DAVOS, Switzerland, Jan. 18 (Reuters) – Microsoft Corporation (MSFT.O) On Wednesday, it said it would cut 10,000 jobs and charge $1.2 billion in profits, as cloud computing customers reassess their spending and the company prepares for a possible recession.
The layoffs, which were much larger than the cuts Microsoft made last year, add to the tens of thousands of job cuts across the technology sector, which has turned around after a period of strong growth during the pandemic.
The news comes even as the software maker prepares to ramp up spending on generative AI, which the industry sees as a new bright spot.
In a note to employees, CEO Satya Nadella attempted to address the disparate realities.
He said customers wanted to “optimize their digital spending to do more with less” and “be careful because some parts of the world are in a recession and other parts expect it to happen”. “At the same time, the next major wave of computing is being born with advances in artificial intelligence.”
Nadella said the layoffs, which affect less than 5% of Microsoft’s workforce, will end by the end of March, with notifications beginning Wednesday. However, Microsoft will continue to recruit in “strategic areas,” he said.
Artificial intelligence is likely to be one of those areas. This week Nadella promoted artificial intelligence to world leaders gathered in Davos, Switzerland, claiming that the technology will transform its products and impact people around the world.
Microsoft has considered adding a $1 billion stake in OpenAI, the startup behind the Silicon Valley chat-bot sensation known as ChatGPT, which Microsoft plans to soon commercialize through its cloud service.
Shares of the Redmond, Washington company fell about 1%.

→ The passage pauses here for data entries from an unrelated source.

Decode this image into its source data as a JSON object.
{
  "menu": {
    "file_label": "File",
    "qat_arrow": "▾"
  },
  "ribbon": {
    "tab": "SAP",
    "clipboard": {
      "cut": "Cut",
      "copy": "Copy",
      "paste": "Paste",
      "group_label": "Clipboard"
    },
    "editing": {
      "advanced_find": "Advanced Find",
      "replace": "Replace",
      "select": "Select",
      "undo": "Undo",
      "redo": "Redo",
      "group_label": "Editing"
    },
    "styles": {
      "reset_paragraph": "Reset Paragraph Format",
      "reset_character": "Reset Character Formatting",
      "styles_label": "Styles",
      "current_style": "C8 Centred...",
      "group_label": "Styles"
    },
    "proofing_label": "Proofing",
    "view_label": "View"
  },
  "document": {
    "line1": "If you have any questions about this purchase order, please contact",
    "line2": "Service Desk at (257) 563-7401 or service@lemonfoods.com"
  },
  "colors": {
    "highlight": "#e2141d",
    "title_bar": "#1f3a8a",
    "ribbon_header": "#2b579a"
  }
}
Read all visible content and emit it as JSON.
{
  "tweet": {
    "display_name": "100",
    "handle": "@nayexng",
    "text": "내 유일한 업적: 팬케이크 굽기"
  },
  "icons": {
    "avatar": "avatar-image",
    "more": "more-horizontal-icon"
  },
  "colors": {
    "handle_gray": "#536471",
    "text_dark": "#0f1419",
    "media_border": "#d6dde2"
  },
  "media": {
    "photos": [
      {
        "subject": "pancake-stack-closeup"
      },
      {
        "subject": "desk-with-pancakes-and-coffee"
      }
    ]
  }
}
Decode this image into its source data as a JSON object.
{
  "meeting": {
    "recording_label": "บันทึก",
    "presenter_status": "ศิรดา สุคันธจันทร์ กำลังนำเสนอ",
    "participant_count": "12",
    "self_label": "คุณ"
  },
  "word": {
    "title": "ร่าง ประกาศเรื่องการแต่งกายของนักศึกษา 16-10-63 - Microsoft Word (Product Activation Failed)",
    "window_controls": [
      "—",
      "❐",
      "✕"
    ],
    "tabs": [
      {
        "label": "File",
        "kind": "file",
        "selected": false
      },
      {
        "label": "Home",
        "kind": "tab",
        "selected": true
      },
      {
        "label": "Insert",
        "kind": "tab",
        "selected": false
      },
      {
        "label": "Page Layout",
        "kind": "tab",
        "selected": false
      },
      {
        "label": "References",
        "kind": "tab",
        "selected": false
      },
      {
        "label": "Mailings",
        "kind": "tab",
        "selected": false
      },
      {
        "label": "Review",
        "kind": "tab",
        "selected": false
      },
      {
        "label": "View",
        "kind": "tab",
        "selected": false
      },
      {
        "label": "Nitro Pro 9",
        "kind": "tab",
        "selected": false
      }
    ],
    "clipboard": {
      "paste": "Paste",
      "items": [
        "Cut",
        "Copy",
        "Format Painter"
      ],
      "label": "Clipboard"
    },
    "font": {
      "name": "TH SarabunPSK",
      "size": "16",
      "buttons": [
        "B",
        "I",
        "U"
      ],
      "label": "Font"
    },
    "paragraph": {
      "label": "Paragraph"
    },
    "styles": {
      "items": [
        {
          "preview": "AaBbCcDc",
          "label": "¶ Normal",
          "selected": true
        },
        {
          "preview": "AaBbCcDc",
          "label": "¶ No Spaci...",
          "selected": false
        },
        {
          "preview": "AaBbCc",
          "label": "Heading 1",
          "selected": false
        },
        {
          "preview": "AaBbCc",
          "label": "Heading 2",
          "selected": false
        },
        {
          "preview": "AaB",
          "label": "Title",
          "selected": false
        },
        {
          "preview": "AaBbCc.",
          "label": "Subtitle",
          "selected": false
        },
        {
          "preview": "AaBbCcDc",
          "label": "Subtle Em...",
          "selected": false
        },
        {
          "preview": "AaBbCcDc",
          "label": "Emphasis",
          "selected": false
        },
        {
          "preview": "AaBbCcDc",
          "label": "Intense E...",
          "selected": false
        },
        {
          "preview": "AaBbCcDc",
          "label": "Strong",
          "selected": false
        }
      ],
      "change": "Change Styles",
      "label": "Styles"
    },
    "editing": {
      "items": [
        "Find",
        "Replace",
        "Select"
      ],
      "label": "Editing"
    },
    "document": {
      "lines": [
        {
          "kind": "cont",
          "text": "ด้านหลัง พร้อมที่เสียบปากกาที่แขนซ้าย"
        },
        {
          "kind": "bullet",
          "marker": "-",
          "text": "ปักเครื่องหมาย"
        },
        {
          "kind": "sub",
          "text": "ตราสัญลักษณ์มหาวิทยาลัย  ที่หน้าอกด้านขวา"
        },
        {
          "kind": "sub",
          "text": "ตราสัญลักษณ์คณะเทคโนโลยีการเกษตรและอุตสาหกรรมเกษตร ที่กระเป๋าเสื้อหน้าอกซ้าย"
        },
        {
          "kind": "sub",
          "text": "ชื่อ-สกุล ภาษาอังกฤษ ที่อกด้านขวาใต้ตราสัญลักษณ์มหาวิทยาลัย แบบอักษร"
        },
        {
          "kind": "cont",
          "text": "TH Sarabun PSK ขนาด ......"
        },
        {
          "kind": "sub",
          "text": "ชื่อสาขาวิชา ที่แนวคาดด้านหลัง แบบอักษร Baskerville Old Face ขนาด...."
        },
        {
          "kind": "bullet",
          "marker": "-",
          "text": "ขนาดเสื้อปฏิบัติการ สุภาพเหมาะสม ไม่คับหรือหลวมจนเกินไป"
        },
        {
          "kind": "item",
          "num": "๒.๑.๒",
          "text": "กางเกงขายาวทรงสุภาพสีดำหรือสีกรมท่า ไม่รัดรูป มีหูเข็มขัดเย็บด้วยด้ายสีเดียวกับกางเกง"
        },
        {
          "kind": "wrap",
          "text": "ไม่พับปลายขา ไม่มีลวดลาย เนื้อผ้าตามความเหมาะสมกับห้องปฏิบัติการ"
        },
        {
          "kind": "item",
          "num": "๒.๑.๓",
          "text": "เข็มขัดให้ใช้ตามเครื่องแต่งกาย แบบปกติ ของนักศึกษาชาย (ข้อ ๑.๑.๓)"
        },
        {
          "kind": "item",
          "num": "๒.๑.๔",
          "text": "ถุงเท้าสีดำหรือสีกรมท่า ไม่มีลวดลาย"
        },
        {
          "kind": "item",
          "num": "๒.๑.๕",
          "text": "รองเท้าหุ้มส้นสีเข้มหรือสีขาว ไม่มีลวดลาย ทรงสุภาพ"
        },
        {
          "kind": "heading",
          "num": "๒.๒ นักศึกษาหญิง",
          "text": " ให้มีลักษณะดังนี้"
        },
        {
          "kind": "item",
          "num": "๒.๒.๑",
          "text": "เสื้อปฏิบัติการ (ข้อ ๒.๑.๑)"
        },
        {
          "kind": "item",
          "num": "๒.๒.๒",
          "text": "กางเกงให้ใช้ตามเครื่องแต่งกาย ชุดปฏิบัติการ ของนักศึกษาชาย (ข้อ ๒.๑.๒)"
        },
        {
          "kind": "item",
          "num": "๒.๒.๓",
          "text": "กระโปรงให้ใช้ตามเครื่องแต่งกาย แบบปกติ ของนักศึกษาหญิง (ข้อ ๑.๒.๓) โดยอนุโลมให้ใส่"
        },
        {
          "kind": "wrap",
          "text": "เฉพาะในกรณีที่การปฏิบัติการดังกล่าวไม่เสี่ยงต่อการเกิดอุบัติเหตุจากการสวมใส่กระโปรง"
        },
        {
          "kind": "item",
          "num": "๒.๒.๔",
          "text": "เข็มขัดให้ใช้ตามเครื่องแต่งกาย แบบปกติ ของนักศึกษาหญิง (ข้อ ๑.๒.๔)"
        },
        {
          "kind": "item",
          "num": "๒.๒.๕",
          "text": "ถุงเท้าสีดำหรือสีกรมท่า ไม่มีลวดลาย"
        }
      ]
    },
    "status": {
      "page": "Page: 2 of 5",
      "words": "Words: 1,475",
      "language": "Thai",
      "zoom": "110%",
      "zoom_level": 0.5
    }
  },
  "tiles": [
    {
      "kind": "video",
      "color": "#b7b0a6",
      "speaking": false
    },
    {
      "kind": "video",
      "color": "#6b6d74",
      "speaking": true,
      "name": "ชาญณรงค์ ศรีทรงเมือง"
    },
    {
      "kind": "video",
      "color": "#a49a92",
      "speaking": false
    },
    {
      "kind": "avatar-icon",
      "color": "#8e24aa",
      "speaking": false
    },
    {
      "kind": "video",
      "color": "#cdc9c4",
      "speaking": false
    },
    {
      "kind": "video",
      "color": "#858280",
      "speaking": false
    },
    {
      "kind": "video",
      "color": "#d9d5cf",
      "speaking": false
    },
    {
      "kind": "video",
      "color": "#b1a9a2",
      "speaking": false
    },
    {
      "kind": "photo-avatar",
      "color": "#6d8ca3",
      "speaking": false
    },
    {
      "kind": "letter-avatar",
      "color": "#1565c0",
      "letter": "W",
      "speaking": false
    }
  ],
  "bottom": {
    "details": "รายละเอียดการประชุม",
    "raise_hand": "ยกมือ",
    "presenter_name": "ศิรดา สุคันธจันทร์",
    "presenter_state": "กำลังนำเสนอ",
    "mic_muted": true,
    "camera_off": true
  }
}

The announcement coincides with the start of layoffs at retail and cloud computing rival Amazon.com Inc (AMZN.O) which began with a notification to employees to cut the jobs of 18,000 people.
In an internal memo seen by Reuters, Amazon said all affected workers in the United States, Canada and Costa Rica will be notified by the end of the day. Employees in China will be notified after the Chinese New Year.
The cuts reflect broader belt-tightening in the tech sector. In 2022, more than 97,000 cut-off jobs were announced, the highest in the sector since 2002, when 131,294 cut-offs were announced, according to outside recruiting firm Challenger, Gray & Christmas.
“We haven’t seen this activity since the internet crash of 2001 and 2002,” said Andrew Challenger, the company’s senior vice president.
Among those cuts are 11,000 at Meta Platforms Inc, Facebook’s parent company
CEO of another serving company, Palantir Technologies Inc (PLTR.N)This week he told Reuters that reducing cloud spending was one of his customers’ top 10 priorities.
Stumbled upon personal computers
Nadella said Microsoft’s $1 billion valuation is partly due to severance costs as well as adjustments to Microsoft’s hardware lineup and lease consolidation to build high-density workspaces.
Microsoft declined to disclose details of the hardware changes or say whether it will stop developing any product line.
The company faced a slump in the PC market after the pandemic boom died down, leaving little demand for Windows software and companion products.
The fee will have a negative impact of 12 cents on a share of the profits, which will be taken out in Microsoft’s second fiscal quarter this year.
“This is a ‘lay off the band-aid’ moment to maintain margins and keep costs down,” said Dan Ives, analyst at Wedbush Securities.
Microsoft’s cloud revenue has risen in recent years from a surge in companies’ demand to host data online and handle computing in what’s called the cloud. But growth fell to 35% in the first fiscal quarter of 2023, and the company expects further downturns in the future. In July last year, she said a small number of roles had been cancelled.